We consider some special 2-generator groups and semigroups of 2×2 matrices over ℤ, ℚ, and ℤp and address various relevant algorithmic problems and their complexity. The talk is based on joint work with Lisa Bromberg, Anastasiia Chorna, Katherine Geller, and Alina Vdovina.

Alain Valette (Neuchatel, Switzerland)
Expanders and box spaces

Expanders, especially those coming from box spaces of residually finite groups, have been used to test various forms of the coarse Baum-Connes conjecture. The first construction of a pair of expanders, one not coarsely embedding in the other, was provided by Mendel and Naor in 2012. This was extended by Hume in 2014 who constructed a continuum of expanders with unbounded girth, pairwise not coarsely equivalent. In joint work with A. Khukhro, we construct a continuum of expanders with geometric property (T) of Willett-Yu, as box spaces of SL(3,ℤ). We will discuss the following results: if box spaces of groups G, H are coarsely equivalent, then the groups G, H are quasi-isometric (Khukhro and myself), and moreover G and H are uniformly measure equivalent (K. Das).

Gerald Williams (Essex, UK)
Fibonacci-type groups and 3-manifolds

The Fibonacci groups F(2,n) are the groups defined by the presentations with generators x0,... ,xn-1 and relations xixi+1=xi+2 (subscripts mod n). Replacing the relations by xixi+2=xi+1 we obtain the Sieradski groups S(2,n). By constructing a suitable face-pairing polyhedron that satisfies the Seifert-Threlfall condition, Sieradski proved that each S(2,n) is a 3-manifold group. Similarly, for each even n, the group F(2,n) is a 3-manifold group (Hilden, Lozano, Montesinos-Amilibia; Helling, Kim, Mennicke; Cavicchioli, Spaggiari; Howie).

The groups of Fibonacci-type G_n(m,k) are defined by presentations with generators x0,... ,xn-1 and relations xixi+m=xi+k, and so generalize F(2,n) and S(2,n). With the exception of two challenging groups, we classify when the group G_n(m,k) is a 3-manifold group. Spoiler alert: only Fibonacci groups F(2,2m), Sieradski groups S(2,n), and cyclic groups can arise.

This is recent joint work with Jim Howie.


Dave Witte Morris (Lethbridge, Canada)
Horospherical limit points of locally symmetric spaces (slides)

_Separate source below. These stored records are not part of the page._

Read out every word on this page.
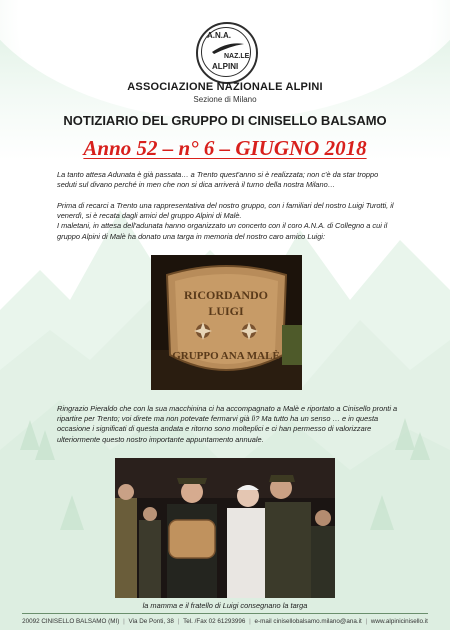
A.N.A.
NAZ.LE
ALPINI
ASSOCIAZIONE NAZIONALE ALPINI
Sezione di Milano
NOTIZIARIO DEL GRUPPO DI CINISELLO BALSAMO
Anno 52 – n° 6 – GIUGNO 2018
La tanto attesa Adunata è già passata… a Trento quest'anno si è realizzata; non c'è da star troppo seduti sul divano perché in men che non si dica arriverà il turno della nostra Milano…
Prima di recarci a Trento una rappresentativa del nostro gruppo, con i familiari del nostro Luigi Turotti, il venerdì, si è recata dagli amici del gruppo Alpini di Malè.
I maletani, in attesa dell'adunata hanno organizzato un concerto con il coro A.N.A. di Collegno a cui il gruppo Alpini di Malè ha donato una targa in memoria del nostro caro amico Luigi:
RICORDANDO
LUIGI
GRUPPO ANA MALÈ
Ringrazio Pieraldo che con la sua macchinina ci ha accompagnato a Malè e riportato a Cinisello pronti a ripartire per Trento; voi direte ma non potevate fermarvi già lì? Ma tutto ha un senso … e in questa occasione i significati di questa andata e ritorno sono molteplici e ci han permesso di valorizzare ulteriormente questo nostro importante appuntamento annuale.
la mamma e il fratello di Luigi consegnano la targa
20092 CINISELLO BALSAMO (MI) | Via De Ponti, 38 | Tel. /Fax 02 61293996 | e-mail cinisellobalsamo.milano@ana.it | www.alpinicinisello.it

Fix a point x in the symmetric space X associated to SL(n,ℝ). A point z on the visual boundary of X is a "horospherical limit point" if the SL(n,ℤ)-orbit of x intersects every horoball based at z. In the special case of the upper half-plane model of X for n = 2, it is well known that the horospherical limit points are precisely the irrational numbers on the real line. For larger n, it was proved by T. Hattori that every horospherical limit point satisfies a certain irrationality property. We prove the converse, by applying a special case of Ratner's Theorem on unipotent flows that was established by S.G.Dani. Furthermore, SL(n,ℝ) can be replaced with any semisimple Lie group and SL(n,ℤ) can be replaced with any S-arithmetic subgroup, if we replace X with the corresponding Bruhat-Tits building. This is joint work with G. Avramidi and K. Wortman.